Рылеев подошел к Мишелю Бестужеву и Сутгофу. Мишель любовался этим человеком, то появлявшимся, то исчезавшим в океане сумасшедших порывов, которыми полон был сегодня крохотный мир заговорщического штаба. Кондратий Федорович взял Мишеля и Сутгофа за руки.
— Мир вам, люди дела, а не слова. Вы не беснуетесь, как Щепин или Якубович, но уверен, что сделаете свое дело.
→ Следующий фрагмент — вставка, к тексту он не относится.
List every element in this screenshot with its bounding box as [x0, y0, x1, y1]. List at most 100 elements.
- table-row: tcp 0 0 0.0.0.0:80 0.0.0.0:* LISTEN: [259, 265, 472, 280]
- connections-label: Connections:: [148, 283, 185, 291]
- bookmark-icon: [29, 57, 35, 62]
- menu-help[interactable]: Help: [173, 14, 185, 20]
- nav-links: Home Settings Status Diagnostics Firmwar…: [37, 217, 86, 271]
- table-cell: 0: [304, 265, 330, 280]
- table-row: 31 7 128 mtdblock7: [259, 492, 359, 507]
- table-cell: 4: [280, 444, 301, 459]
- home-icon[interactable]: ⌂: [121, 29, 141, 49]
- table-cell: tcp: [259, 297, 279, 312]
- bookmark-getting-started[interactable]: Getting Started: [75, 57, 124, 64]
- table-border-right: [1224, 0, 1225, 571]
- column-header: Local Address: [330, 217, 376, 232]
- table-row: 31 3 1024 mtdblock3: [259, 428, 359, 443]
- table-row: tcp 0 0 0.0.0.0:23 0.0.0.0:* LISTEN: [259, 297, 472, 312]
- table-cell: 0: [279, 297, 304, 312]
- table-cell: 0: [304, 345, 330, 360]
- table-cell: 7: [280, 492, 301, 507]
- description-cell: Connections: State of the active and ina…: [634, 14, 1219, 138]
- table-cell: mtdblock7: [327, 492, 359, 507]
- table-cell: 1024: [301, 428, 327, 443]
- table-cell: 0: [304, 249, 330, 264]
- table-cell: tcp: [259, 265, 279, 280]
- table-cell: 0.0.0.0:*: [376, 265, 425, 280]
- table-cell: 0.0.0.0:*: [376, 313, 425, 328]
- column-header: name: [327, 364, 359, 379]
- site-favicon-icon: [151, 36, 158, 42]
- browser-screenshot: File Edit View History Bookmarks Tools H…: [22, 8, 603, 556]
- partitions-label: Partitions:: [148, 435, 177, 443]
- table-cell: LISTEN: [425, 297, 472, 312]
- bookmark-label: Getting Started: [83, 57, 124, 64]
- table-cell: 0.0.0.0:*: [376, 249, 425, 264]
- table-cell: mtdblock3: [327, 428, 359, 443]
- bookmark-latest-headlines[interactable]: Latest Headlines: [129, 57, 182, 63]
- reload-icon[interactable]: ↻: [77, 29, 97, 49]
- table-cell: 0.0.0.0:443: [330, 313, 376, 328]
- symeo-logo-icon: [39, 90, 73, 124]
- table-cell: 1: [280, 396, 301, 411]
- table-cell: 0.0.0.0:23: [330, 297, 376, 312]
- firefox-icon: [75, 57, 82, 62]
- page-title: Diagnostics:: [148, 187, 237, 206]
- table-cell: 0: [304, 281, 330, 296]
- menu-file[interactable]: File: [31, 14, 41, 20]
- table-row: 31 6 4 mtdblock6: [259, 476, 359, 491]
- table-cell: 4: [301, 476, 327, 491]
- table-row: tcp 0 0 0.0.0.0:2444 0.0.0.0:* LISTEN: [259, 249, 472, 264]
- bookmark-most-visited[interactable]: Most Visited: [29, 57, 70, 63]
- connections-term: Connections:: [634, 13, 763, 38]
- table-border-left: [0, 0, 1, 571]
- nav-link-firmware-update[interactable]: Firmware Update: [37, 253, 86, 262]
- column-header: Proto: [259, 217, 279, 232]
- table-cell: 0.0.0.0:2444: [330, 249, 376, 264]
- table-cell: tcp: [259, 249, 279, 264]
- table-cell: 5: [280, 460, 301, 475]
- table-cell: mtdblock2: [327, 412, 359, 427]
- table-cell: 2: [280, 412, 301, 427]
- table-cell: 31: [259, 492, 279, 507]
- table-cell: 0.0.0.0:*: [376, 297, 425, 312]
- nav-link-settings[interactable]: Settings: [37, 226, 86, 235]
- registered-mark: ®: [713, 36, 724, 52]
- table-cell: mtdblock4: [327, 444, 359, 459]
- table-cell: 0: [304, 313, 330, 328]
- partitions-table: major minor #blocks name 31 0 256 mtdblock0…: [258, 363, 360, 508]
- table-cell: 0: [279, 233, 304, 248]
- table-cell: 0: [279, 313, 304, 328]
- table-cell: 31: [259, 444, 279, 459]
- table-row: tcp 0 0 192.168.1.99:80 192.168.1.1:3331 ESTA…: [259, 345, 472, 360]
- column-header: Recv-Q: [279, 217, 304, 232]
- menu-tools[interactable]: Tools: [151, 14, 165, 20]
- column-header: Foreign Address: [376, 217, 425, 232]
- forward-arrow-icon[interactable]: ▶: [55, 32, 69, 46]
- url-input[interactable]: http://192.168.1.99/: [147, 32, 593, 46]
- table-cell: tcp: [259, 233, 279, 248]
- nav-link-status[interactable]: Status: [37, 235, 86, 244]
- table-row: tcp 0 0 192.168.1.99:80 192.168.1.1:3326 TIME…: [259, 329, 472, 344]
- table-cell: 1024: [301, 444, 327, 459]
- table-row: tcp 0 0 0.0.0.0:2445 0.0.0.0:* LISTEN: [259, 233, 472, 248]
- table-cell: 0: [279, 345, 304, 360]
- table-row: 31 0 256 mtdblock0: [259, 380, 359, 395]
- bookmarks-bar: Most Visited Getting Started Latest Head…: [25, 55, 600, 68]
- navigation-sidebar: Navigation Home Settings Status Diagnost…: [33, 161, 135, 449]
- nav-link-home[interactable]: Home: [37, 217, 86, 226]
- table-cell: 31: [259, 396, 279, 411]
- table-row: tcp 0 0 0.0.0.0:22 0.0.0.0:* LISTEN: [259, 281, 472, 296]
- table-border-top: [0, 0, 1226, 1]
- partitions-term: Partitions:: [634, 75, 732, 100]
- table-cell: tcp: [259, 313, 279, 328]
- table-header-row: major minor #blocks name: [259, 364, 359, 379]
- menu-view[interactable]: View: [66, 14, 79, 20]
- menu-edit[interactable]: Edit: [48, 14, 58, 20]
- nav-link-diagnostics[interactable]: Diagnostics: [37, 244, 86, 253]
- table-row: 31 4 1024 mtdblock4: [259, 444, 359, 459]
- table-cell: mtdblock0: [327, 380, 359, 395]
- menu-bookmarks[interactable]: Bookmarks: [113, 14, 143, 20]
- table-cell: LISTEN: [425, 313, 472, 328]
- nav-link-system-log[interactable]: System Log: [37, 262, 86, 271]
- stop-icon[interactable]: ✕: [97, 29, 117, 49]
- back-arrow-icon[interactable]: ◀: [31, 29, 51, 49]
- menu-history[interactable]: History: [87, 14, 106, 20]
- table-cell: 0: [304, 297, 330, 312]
Мишель изложил ему свой план на завтра. Он не хотел ждать Якубовича — его бравада и хвастливые выходки казались ему до крайности подозрительными. Он хотел вести свою роту, а если удастся, то и полк, прямо на площадь. Сутгоф — тоже.
14 ДЕКАБРЯ 1825 ГОДА
Вы уповали, может быть,
Что станет вашей крови
скудной,
Чтоб льдистый полюс
растопить!
Тютчев.Только что пробило шесть часов утра. Пронзительный ветер бесснежной петербургской зимы свистел за окном; клубы холода отрывались от расписанных морозом стекол и таяли посреди комнаты. За стеклами было черным-черно. Петруша спал, сладко посапывая. Бестужев не спал. В дверь постучали, и человек вошел в комнату, вернее, ворвался голос человека, так как самого его не было видно.